O clonazepam, conhecido comercialmente como Rivotril, é o calmante mais consumido do país e faz parte da rotina de milhões de brasileiros. O uso deveria ser restrito a crises pontuais de ansiedade ou insônia, mas se tornou um hábito contínuo — especialmente entre os idosos.
Dados da Agência Nacional de Vigilância Sanitária (Anvisa) mostram que, só em 2024, foram vendidas 39 milhões de unidades do medicamento.
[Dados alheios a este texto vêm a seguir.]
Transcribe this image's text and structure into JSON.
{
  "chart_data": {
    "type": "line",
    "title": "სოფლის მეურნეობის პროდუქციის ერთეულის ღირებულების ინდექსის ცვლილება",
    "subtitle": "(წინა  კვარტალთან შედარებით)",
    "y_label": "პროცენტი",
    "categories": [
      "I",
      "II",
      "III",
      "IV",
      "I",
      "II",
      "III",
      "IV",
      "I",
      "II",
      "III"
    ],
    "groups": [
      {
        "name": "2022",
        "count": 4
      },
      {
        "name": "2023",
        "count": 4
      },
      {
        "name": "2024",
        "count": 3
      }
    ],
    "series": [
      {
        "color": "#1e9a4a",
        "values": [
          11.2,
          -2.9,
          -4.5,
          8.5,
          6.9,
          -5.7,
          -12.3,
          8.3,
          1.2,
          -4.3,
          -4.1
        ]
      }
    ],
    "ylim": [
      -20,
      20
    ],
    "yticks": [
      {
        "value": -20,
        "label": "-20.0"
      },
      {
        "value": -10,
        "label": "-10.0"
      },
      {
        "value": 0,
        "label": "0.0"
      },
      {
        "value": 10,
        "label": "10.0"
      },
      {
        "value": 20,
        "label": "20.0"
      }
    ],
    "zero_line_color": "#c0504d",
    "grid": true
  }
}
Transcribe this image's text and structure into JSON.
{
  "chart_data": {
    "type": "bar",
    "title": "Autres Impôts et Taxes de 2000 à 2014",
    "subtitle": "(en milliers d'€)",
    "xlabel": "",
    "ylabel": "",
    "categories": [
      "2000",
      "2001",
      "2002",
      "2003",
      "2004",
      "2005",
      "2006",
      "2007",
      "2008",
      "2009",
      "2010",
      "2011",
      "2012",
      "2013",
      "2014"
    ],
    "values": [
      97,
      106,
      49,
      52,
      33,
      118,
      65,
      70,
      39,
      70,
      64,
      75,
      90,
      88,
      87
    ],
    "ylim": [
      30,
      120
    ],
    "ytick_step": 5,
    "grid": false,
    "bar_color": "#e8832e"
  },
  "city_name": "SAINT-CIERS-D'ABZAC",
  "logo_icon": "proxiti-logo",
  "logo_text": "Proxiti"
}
Estima-se que cerca de 2 milhões de pessoas acima dos 60 anos utilizem o remédio com frequência.
O neurologista Alan Eckeli, professor da Universidade de São Paulo (USP) de Ribeirão Preto, alerta que o efeito rápido e o alívio imediato fazem do clonazepam uma armadilha. “O paciente sente melhora e acredita que precisa continuar tomando. Quando percebe, já está dependente”, afirma.
De remédio a rotina
O clonazepam pertence à classe dos benzodiazepínicos, que agem desacelerando a atividade cerebral. Embora tenha indicações médicas específicas — como epilepsia, crises de pânico e distúrbios do sono —, seu uso prolongado é incorreto.
O problema começa na prescrição. Segundo Eckeli, muitos médicos indicam o medicamento sem formação em sono ou psiquiatria, tratando a insônia como um sintoma isolado. O resultado é o uso contínuo e sem acompanhamento.
De acordo com a Pesquisa Nacional sobre o Uso Racional de Medicamentos (PNAUM), publicada em 2022, 41% dos idosos que utilizam benzodiazepínicos tomam especificamente clonazepam.
Alívio rápido, dependência lenta
O psiquiatra Pedro Curiati, do Hospital Sírio-Libanês, explica que o medicamento tem ação prolongada, permanecendo ativo por até 24 horas. “Nos idosos, o metabolismo é mais lento. O acúmulo da substância aumenta o risco de confusão mental, quedas e perda de memória”, diz.
O baixo preço e a distribuição pelo Sistema Único de Saúde (SUS) também contribuem para o consumo. O efeito imediato — sono rápido e sensação de calma — reforça o ciclo de dependência.
A psiquiatra Camilla Pinna, da Universidade Federal do Rio de Janeiro (UFRJ), destaca que o vício é físico e emocional. “O cérebro aprende a relaxar apenas com o remédio. Quando a pessoa tenta parar, a ansiedade volta com mais força, o que a faz continuar tomando”, explica.
Envelhecimento solitário
Especialistas apontam que o uso do clonazepam entre idosos vai além da questão médica. Ele se tornou um símbolo de conforto emocional em um país que envelhece de forma acelerada e solitária.
“Muitos usam o calmante para lidar com o luto, a solidão e as dores crônicas. É uma dependência que nasce da falta de companhia e de acolhimento”, afirma Pinna.
O psiquiatra Paulo Rogério Aguiar, da Universidade Federal de Ciências da Saúde de Porto Alegre (UFCSPA), reforça que o desmame é delicado e precisa de acompanhamento médico. “Interromper de forma brusca pode causar crises de abstinência. A retirada deve ser lenta, com apoio psicológico e novas rotinas de sono”, orienta.
Uma geração que envelheceu sob efeito do calmante
Para o psiquiatra Tales Cordeiro, do Hospital das Clínicas da USP, o alto consumo é consequência de décadas de prescrição excessiva. “Nos anos 1990, o remédio era visto como solução para tudo. Hoje, muitos idosos seguem tomando sem lembrar quando começaram”, afirma.
O médico Almir Tavares, da Associação Brasileira de Psiquiatria, acrescenta que o clonazepam induz o sono, mas não o sono de qualidade. “Ele impede as fases profundas do descanso, como o sono REM. O corpo dorme, mas não se recupera de fato”, explica.
Os especialistas recomendam que o tratamento da ansiedade e da insônia priorize a terapia cognitivo-comportamental (TCC). O método ajuda a reprogramar padrões de pensamento e reduzir a necessidade de medicamentos.
Além disso, hábitos simples contribuem para melhorar o sono: manter horários regulares, praticar exercícios, evitar cafeína à noite e se expor à luz natural pela manhã.
“O clonazepam deve ser ferramenta temporária, não companheiro de vida”, resume o neurologista Alan Eckeli.